A lot of people have a momentary lapse in mental stability after I tell them how much water we require every day; and granted, it does sound like a lot, especially if you don’t particularly enjoy drinking water. So, here are some practical ways to try and keep yourself adequately hydrated:
Have a Glass with Dinner
Actually, with lunch and dinner. That’s an easy way to cross off two of the eight glasses per day, and it’ll help the food go down (and reduce bad-breath after a meal).
Get a cute jug
Something that helped me drink more water was buying a cute little water jug. I keep it on my bedside table with a glass, and the first thing I do after waking up is drink half a glass of water. As I get up and brush my teeth, stretch, get dressed, and read my Bible, I keep filling the glass and taking sips.
The jug and glass stay on the dining table throughout the day, so whenever I see them, I remember to drink water.
Buy a nice water bottle
The terms ‘cute’ and ‘nice’ are practical suggestions. If you like the look of something, you’re more likely to keep it in a noticeable place and use it.
Your water bottle, particularly, needs to be something you’ll enjoy having with you or carrying around.
If you have a favourite colour, or a typical accessory colour theme, try to find one that fits your wardrobe. Think about how heavy it is, what shape it is, if it feels nice to hold, and if it’s easy to drink from on the go.

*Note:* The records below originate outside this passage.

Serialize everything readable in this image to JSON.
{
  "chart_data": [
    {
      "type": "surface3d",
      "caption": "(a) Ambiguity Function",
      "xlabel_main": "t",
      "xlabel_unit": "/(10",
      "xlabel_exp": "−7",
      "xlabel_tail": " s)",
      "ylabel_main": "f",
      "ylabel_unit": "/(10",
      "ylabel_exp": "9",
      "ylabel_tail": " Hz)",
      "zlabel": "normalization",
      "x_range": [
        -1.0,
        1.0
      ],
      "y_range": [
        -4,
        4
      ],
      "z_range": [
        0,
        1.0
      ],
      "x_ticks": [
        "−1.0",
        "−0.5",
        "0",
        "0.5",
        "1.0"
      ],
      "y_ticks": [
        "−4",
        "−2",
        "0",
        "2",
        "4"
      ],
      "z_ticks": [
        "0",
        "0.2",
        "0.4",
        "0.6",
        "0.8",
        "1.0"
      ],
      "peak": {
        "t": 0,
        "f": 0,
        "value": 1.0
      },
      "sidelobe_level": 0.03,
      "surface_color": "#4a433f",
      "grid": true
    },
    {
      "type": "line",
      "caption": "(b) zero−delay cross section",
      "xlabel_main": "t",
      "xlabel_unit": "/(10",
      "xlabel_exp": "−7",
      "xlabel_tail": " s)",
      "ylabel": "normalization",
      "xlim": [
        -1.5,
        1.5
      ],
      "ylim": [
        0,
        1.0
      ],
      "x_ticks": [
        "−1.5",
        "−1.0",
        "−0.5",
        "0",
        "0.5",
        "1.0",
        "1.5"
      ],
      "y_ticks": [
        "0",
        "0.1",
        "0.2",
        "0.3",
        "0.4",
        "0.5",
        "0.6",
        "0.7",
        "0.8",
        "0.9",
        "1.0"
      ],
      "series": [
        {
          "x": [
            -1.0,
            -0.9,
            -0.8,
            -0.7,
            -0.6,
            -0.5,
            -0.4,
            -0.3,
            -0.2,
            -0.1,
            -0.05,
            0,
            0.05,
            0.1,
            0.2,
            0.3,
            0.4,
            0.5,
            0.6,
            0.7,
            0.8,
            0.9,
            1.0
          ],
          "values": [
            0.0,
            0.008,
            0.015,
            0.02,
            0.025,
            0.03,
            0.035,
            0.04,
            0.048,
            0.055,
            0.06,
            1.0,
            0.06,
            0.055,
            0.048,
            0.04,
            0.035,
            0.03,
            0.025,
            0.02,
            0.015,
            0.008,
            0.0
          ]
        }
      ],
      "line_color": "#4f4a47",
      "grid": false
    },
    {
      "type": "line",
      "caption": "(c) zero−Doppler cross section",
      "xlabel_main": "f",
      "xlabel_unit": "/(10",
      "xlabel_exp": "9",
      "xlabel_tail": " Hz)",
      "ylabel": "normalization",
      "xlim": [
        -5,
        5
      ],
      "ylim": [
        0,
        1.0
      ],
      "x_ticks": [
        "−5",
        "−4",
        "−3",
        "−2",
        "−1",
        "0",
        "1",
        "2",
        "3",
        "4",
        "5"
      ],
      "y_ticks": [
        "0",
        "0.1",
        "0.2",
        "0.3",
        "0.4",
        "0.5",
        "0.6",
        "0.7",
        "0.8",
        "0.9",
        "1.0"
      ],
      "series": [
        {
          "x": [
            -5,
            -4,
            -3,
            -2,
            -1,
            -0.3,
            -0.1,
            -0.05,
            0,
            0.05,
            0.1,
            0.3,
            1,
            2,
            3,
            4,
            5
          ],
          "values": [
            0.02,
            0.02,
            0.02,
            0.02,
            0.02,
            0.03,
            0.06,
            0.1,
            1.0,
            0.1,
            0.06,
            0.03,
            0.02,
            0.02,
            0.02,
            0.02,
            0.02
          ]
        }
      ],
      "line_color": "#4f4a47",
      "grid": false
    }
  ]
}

When you drive or catch the train anywhere, have your water bottle sitting in your lap. Whenever you stop at a light or need something to do with your hands, take a sip of water.

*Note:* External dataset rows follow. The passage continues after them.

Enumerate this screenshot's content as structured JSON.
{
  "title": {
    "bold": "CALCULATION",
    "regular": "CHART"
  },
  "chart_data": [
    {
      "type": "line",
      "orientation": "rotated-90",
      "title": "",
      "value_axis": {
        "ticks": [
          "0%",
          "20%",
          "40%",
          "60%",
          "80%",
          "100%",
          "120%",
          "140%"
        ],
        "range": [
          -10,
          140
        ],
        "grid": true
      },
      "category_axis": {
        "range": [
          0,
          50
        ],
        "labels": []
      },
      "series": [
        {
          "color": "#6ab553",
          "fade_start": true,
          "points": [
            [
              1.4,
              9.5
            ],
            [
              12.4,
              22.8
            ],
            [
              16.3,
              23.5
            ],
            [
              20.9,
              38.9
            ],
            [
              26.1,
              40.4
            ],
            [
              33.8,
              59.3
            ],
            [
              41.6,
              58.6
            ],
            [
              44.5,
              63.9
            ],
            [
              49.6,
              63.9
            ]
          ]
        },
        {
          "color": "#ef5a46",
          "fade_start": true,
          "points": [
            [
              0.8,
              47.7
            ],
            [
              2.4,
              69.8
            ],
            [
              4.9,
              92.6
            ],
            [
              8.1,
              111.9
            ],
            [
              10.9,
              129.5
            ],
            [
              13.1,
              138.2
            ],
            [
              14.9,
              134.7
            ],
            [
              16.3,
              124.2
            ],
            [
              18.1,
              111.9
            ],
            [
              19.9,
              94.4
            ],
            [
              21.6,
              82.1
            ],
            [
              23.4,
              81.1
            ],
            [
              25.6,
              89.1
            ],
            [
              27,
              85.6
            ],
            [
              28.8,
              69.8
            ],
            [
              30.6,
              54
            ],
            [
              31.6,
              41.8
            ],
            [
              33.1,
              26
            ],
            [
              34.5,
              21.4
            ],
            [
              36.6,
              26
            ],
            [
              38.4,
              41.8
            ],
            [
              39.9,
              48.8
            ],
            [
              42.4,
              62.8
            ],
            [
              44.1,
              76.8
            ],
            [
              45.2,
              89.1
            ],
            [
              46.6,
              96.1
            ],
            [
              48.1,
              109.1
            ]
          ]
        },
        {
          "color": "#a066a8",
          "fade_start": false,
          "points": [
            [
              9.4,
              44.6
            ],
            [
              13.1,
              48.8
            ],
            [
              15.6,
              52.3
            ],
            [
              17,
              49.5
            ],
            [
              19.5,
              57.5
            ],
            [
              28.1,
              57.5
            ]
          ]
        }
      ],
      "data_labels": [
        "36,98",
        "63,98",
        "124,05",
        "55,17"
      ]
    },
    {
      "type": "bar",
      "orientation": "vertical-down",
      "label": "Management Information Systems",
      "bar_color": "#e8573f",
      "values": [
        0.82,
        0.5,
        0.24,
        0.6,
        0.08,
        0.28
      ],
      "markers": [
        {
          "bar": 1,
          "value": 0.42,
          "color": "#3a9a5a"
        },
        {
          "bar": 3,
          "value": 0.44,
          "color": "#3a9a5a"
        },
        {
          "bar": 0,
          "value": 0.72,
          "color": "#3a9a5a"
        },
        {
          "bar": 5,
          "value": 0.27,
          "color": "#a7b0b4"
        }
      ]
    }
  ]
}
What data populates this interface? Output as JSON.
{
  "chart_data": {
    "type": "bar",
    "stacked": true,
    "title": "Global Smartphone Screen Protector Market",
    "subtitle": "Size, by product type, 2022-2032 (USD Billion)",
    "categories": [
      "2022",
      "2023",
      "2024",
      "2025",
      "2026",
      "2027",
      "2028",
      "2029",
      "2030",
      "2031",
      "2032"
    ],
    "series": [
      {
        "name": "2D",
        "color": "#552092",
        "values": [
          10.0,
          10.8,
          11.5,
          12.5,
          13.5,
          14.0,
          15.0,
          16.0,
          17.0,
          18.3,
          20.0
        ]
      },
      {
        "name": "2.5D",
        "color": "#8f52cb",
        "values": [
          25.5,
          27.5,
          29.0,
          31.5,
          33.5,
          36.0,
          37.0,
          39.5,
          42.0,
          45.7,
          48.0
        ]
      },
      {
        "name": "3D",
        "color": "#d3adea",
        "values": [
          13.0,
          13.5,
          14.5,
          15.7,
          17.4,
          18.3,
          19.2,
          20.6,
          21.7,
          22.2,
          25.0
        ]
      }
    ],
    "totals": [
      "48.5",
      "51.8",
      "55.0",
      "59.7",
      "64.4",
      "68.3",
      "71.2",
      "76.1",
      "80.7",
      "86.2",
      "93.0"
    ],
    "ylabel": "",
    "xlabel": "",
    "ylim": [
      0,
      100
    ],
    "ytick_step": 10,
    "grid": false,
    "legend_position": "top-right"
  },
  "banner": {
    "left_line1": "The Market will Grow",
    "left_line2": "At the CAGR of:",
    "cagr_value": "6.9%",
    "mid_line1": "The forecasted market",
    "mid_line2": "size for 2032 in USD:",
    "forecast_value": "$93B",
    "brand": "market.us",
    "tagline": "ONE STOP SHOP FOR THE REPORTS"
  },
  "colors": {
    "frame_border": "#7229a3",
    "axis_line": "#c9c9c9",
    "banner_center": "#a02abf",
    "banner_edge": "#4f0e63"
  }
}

If you’re moving around a lot, carry your bottle with you and take sips as you walk.
Whenever you catch up with friends for coffee or a meal, go out of your way to get some glasses and a bottle/jug of water for the table. Try to get through at least one glass of water alongside your food or other beverage. If you’re a competitive type, try to finish the bottle before you head off (between you and the other person… don’t be weird about it).
A few people have told me about apps you can download on your phone that remind you periodically to drink water. This is pretty much the new-age version of keeping a jug where you can see it. If you’re more of an app-person, this might be a good strategy. Just remember though, that like most ‘reminder’ apps, it’ll get old eventually and you’ll probably delete it from your phone to clear some memory. Don’t rely on the app, use it to help make water consumption a daily habit.
Coffee Connoisseurs and Tea Lovers
I’m sure I don’t need to tell you that a lot of teas and all of coffees have caffeine in them (bar de-caff, chai, and weird experimental lattes… Beetroot? Really?). You should make sure that for every cup of coffee or caffeinated tea, you’re drinking at least one extra cup of water (that’s right, on top of the eight cups a day. Think about it; is that third coffee really worth it? No.)
I’m not going to beat around the bush here; if you’re disciplined enough to workout, be it running, weights, or sport, you should be disciplined enough to drink more water.
For every hour of exercise, you need to drink an extra litre of water.
It’s easier than it sounds – if your workout isn’t making you thirsty enough to drink an extra litre, you’re probably not doing it right.
It sounds dramatic, but drinking enough water really is a discipline. And, like many physical disciplines, it brings with it a plethora of health benefits. So, if you want (or, let’s face it, need) to lose that extra bit of fat, put on some more muscle, or increase your study or work efficiency, get that water flowing through your body (but don’t drink too much at one time, otherwise it will literally be flowing through your body, if you know what I mean).
The first (and easiest) place to start is to increase your water intake, not just because it’s necessary but because the discipline is practise for everything else in life.
One small step for health; one giant leap for a better life.